1- Get either an oscilloscope, or some kind of audio probe connected to a test speaker trough another amplifier, so that you can view or listen to the signal present in any circuit node.

2- Feed your amplifier with some known signal.

3- Follow that signal through the circuit until you find where the signal gets distorted or attenuated. Compare the results from the good and the bad channel in order to know how the bad channel should behave if it worked.

This method usually allows to identify the exact faulty part quite quickly.
 
Beware shorting the inputs to a stage that you may inadvertently stress the stage before.

I happen to agree with adding sockets when pulling an op amp. Yes, it introduces connections but quality sockets don't tarnish. It will allow you to try different devices, and to aid replacement if this happens again.
 
There is one basic check that has been overlooked here. With things powered up, and no input signal, and after checking the power rails, measure from the positive input to ground, then repeat the process for the negative input. The voltages should agree within 0.01 Volts or less.

1) This test will ONLY work in circuits designed to operate in linear mode (amplifiers/filters).

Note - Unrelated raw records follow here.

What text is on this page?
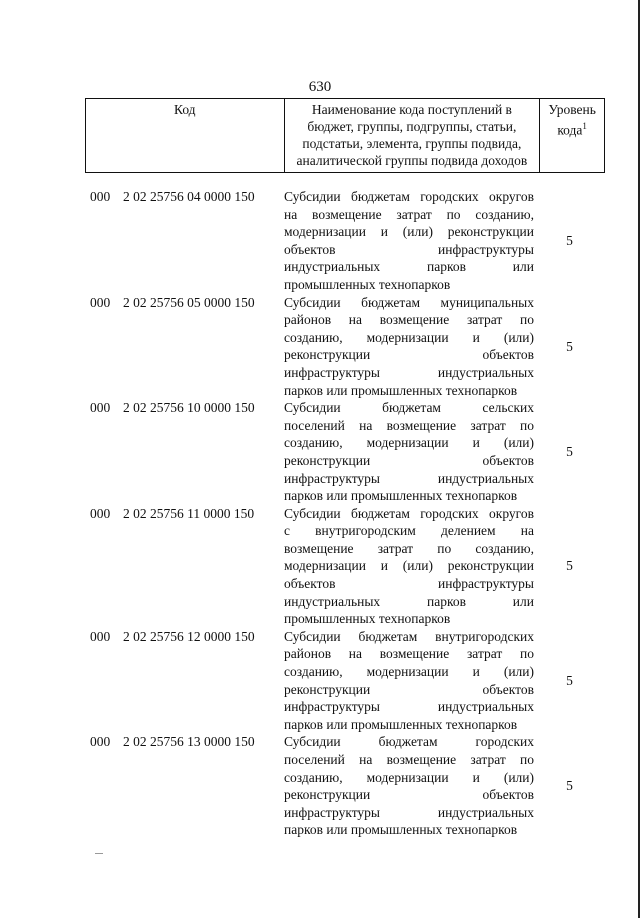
630
Код	Наименование кода поступлений в
бюджет, группы, подгруппы, статьи,
подстатьи, элемента, группы подвида,
аналитической группы подвида доходов

Уровень
кода$^1$
000 2 02 25756 04 0000 150	Субсидии бюджетам городских округов
на возмещение затрат по созданию,
модернизации и (или) реконструкции
объектов инфраструктуры
индустриальных парков или
промышленных технопарков
5
000 2 02 25756 05 0000 150	Субсидии бюджетам муниципальных
районов на возмещение затрат по
созданию, модернизации и (или)
реконструкции объектов
инфраструктуры индустриальных
парков или промышленных технопарков
5
000 2 02 25756 10 0000 150	Субсидии бюджетам сельских
поселений на возмещение затрат по
созданию, модернизации и (или)
реконструкции объектов
инфраструктуры индустриальных
парков или промышленных технопарков
5
000 2 02 25756 11 0000 150	Субсидии бюджетам городских округов
с внутригородским делением на
возмещение затрат по созданию,
модернизации и (или) реконструкции
объектов инфраструктуры
индустриальных парков или
промышленных технопарков
5
000 2 02 25756 12 0000 150	Субсидии бюджетам внутригородских
районов на возмещение затрат по
созданию, модернизации и (или)
реконструкции объектов
инфраструктуры индустриальных
парков или промышленных технопарков
5
000 2 02 25756 13 0000 150	Субсидии бюджетам городских
поселений на возмещение затрат по
созданию, модернизации и (или)
реконструкции объектов
инфраструктуры индустриальных
парков или промышленных технопарков
5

2) Failing this test more or less tells you that the op-amp or surrounding circuitry is bad.

3) Passing this does NOT tell you that all is well.

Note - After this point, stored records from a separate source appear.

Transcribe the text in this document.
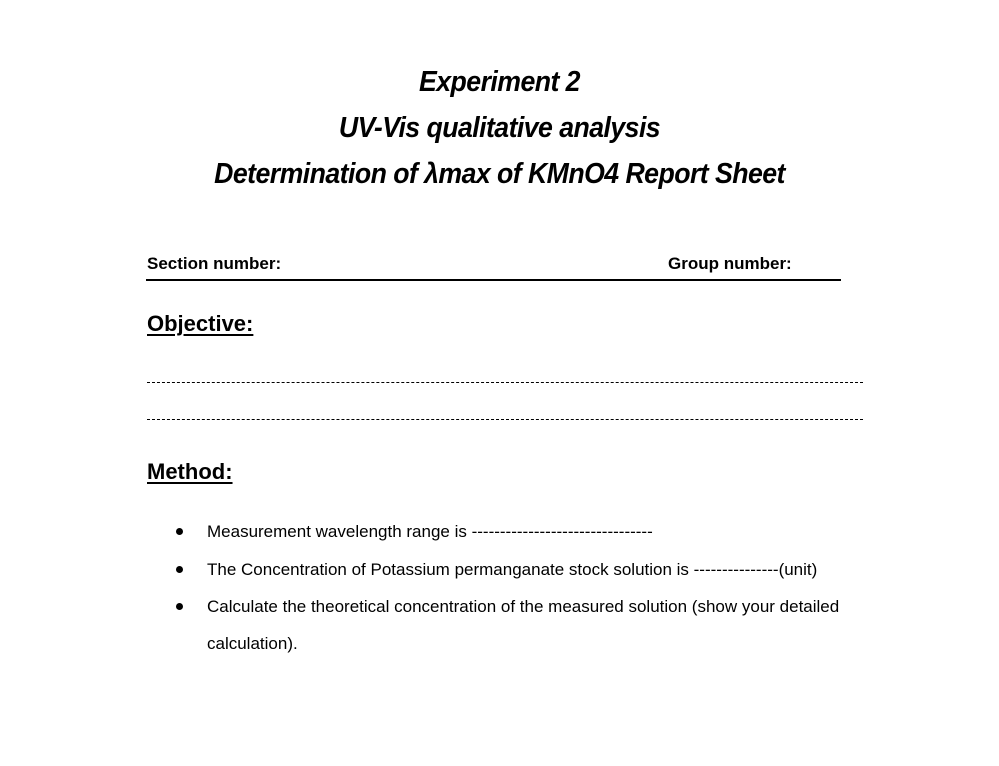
Experiment 2
UV-Vis qualitative analysis
Determination of λmax of KMnO4 Report Sheet
Section number:	Group number:
Objective:
Method:
Measurement wavelength range is --------------------------------
The Concentration of Potassium permanganate stock solution is ---------------(unit)
Calculate the theoretical concentration of the measured solution (show your detailed calculation).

By no means as good as tracing a signal through with a scope... but, if all you have is a voltmeter...



;)
 
Yes Sir,

Not a conclusive test... many tests aren't anyway... but fast!

Sometimes I get to build a hundred of "that"... or hundred of "those". Bench testing something as simple as a hundred flashlights gets depressing real quick... so anything for SPEED!!!

:D
 
finally got a chance to check the opamps, there was definately one bad....reading a bit high....changed it but still no sound....

then

i took out the muting transistors and the sound came :)

now i just have to find out what was messing with the muting circuit... :xeye:

ive been meaning to get a scope, but just kinda afraid it wont see enough use to make it feasible....any recommendations for a good cheap one?

on another weird note, i have two identical amps, but the pots attentuation, arent identical to one another...is it possible that the muting circuit..is causing one to attentuate faster/slower than the other?